Identifying Torcasio as a manager in food services—something she does not state in the complaint—the attorneys say specifically that she fails to show that she was treated differently from men, performed her duties satisfactorily, suffered “intentional infliction of emotional distress,” among other claims.

Here is a rundown of Torcasio’s claims and citations from the defendants’ attorneys’ memo, disputing them:

  • On being treated differently from similarly situated male employees: “There are no allegations that male employees were not subject to the behavior the Plaintiff claims Gluck directed at female employees. Of significance is the Plaintiff’s allegation that the food services division of the BOE consists of 29 female employees and four [male employees]. In other words, there are more than seven times as many female employees in the food services division as there are male employees. The Plaintiff’s allegations … seek to infer discrimination on the basis that, she believes, Gluck treated male employees in the food services division more favorably than female divisions despite never having witnessed any of his interactions with men. This does not suffice for a disparate treatment claim under Title VII.”

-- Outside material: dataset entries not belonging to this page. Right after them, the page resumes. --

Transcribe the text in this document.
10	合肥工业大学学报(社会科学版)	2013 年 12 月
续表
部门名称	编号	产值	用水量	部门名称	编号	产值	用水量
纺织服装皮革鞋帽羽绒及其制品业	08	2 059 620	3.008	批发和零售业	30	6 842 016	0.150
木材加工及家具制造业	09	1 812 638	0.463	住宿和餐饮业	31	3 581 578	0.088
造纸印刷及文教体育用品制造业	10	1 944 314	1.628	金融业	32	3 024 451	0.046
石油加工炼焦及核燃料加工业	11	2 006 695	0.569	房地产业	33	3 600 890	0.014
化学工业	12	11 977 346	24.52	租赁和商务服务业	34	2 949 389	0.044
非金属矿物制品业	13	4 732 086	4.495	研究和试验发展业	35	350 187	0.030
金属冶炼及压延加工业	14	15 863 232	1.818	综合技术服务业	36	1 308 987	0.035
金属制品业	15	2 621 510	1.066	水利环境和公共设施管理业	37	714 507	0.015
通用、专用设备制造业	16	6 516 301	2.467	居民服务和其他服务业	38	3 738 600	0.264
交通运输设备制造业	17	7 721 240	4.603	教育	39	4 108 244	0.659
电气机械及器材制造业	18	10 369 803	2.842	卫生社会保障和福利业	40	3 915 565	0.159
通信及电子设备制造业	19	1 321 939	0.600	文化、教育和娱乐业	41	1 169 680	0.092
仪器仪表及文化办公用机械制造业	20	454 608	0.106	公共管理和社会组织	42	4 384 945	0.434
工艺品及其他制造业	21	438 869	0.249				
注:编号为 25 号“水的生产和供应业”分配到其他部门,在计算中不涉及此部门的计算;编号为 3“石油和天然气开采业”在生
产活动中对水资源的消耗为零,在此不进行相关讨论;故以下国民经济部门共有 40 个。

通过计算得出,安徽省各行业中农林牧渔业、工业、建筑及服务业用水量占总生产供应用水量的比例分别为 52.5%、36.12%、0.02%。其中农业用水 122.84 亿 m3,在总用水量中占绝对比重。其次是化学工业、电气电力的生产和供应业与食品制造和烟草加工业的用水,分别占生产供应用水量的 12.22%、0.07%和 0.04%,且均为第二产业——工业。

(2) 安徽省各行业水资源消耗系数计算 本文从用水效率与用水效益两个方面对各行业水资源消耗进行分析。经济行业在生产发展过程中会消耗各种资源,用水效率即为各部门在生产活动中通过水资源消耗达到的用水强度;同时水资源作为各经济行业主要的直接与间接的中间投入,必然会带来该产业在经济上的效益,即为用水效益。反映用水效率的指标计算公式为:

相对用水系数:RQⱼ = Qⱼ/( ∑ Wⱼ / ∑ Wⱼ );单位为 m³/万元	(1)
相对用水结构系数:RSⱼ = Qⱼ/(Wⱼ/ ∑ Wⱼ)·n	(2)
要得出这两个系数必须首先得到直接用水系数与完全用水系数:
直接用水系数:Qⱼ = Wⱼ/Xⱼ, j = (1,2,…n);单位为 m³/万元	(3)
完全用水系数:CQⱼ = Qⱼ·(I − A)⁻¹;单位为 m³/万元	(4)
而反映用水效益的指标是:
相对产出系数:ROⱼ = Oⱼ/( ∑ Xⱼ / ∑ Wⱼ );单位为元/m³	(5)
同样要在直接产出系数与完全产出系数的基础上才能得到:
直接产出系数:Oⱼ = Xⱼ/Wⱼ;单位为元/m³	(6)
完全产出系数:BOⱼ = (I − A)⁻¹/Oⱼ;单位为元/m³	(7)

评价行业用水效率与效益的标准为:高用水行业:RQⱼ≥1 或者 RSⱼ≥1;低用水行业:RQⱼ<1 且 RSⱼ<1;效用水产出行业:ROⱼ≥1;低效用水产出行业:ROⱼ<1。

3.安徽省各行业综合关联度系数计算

  • On suffering an adverse employment action: “The Plaintiff does not allege that she was terminated from her employment. She does not allege that she was demoted or that her salary decreased. The Plaintiff likewise does not allege that she received a less distinguished job title or diminished material responsibilities. The gravamen of the Plaintiff’s allegations is that, as a result of the ‘overall intolerable work environment,’ she has been on unpaid sick leave since October 2013 and that she has sometimes had to do less desirable activities at work, even though such activities were part of her duties and responsibilities.”

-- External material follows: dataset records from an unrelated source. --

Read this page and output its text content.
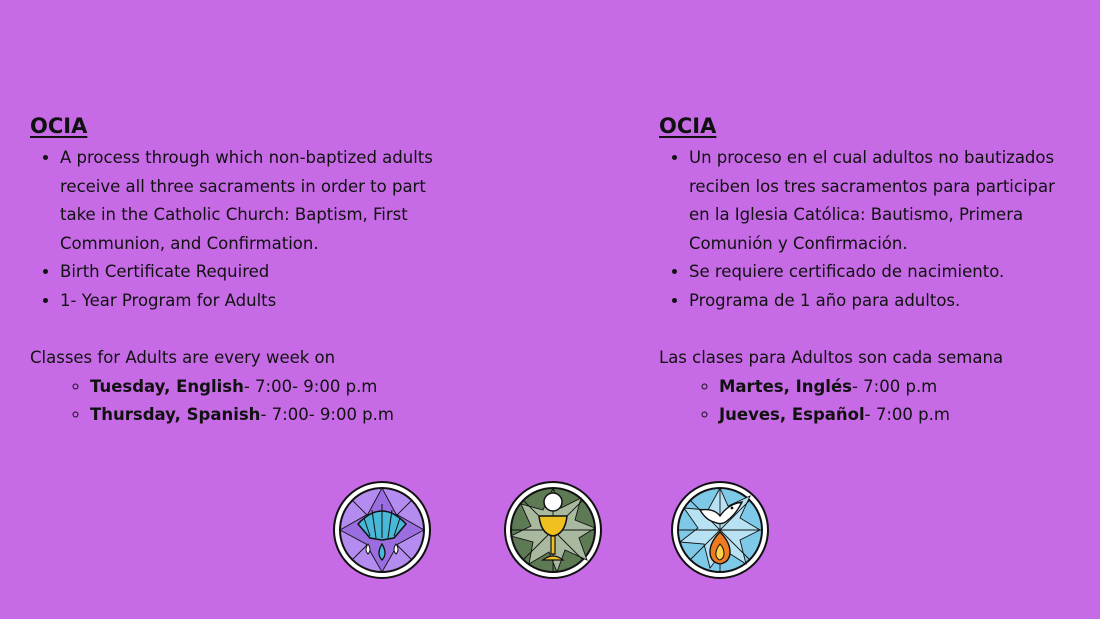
OCIA
• A process through which non-baptized adults receive all three sacraments in order to part take in the Catholic Church: Baptism, First Communion, and Confirmation.
• Birth Certificate Required
• 1- Year Program for Adults

Classes for Adults are every week on

◦ Tuesday, English- 7:00- 9:00 p.m
◦ Thursday, Spanish- 7:00- 9:00 p.m
OCIA
• Un proceso en el cual adultos no bautizados reciben los tres sacramentos para participar en la Iglesia Católica: Bautismo, Primera Comunión y Confirmación.
• Se requiere certificado de nacimiento.
• Programa de 1 año para adultos.

Las clases para Adultos son cada semana

◦ Martes, Inglés- 7:00 p.m
◦ Jueves, Español- 7:00 p.m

  • On working in a place permeated with severe or pervasive discrimination on the basis of gender: “A review of the Complaint reveals that any alleged conduct by Gluck that could be deemed sexually discriminatory did not alter the conditions of the Plaintiff’s work environment. The Plaintiff alleges that Gluck’s conduct toward her consisted of him: demeaning her with ‘continual, unwarranted reprimands’; screaming insults at her suggesting that she was ‘an inferior human being who failed to understand directives’; pounding his fists on tables or desks and throwing papers and cloth napkins; screaming at her and threatening to terminate her employment on one occasion; using ‘aggressive gestures’ accompanied by ‘malicious glances and a sarcastic tone of voice’ when addressing her; and subjecting her to ‘unwarranted castigation.’ Other than the word ‘continual,’ which is ambiguous, there is no allegation as to how often the Plaintiff experienced this conduct. Further, none of this alleged conduct evidences discrimination on the basis of gender. These allegations do not tend to show that Gluck engaged in the aforementioned conduct because of the Plaintiff’s gender. At most, they tend to show that the Plaintiff’s workplace was unpleasant and difficult … The Plaintiff may have found Gluck’s conduct toward her hurtful, disrespectful, or offensive, but this is insufficient to prove that her gender or some other prohibited characteristic was the reason for the conduct. Further, Gluck’s alleged actions are insufficient to support a claim of a hostile work environment.”
  • On suffering intentional infliction of emotional distress: “The alleged conduct of Gluck was not extreme and outrageous … The Plaintiff claims that Gluck’s ‘outrageous misconduct’ included screaming, pounding his fists, and throwing objects on several occasions. Such conduct is no worse than similar conduct by employers or supervisory employees that courts have found not to be extreme and outrageous … While the alleged conduct, if true, may have been rude or insulting, and even distressing to the Plaintiff, that is not enough to state a claim for intentional infliction of emotional distress.”